Fact: There’s no evidence that proves that a large amount of weight loss at the onset of a healthy diet will mean you’ll lose less weight overall, or ultimately gain weight. In fact, recommendations to lose weight at a slow pace might lower your prospects for losing weight, according to the New England Journal of Medicine.
Myth: If you’re not mentally prepared to lose weight, you won’t lose weight.
Fact: Several studies have shown that your level of enthusiasm at the onset of a diet does not predict the ultimate success of weight loss efforts. The mere fact that you’re starting a diet implies that you are at least a little bit ready to lose weight.
Myth: More time for physical education in schools will help kids lose weight and avoid obesity.

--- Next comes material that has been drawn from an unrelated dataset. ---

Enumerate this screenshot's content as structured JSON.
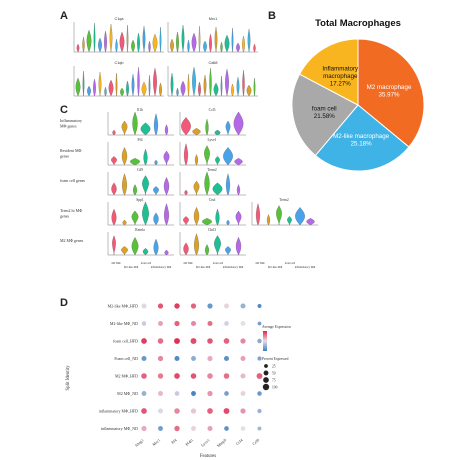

Fact: This may upset some public health officials, but several studies have shown that physical education does not reduce or prevent childhood obesity. A significant amount of physical exercise would likely produce leaner students, but most schools are not willing to cede half of their school day to gym class.
Myth: Babies who are breastfed have a lower chance of being obese.
Fact: A World Health Organization report suggested people who were breast fed were less likely to be obese adults. But, it turned out that the study’s methods were problematic and no other study has been able to duplicate the results. Of course, breast milk provides a slew of other benefits to children including a more robust immune system.
Myth: A bout of sexual activity burns between 100 and 300 calories.
Fact: Not quite. Metabolic levels obviously differ from person to person, but a man weighing 154 pounds will only burn about 3.5 calories per minute during sex. Considering sex on average lasts about 6 minutes, that’s only 21 calories.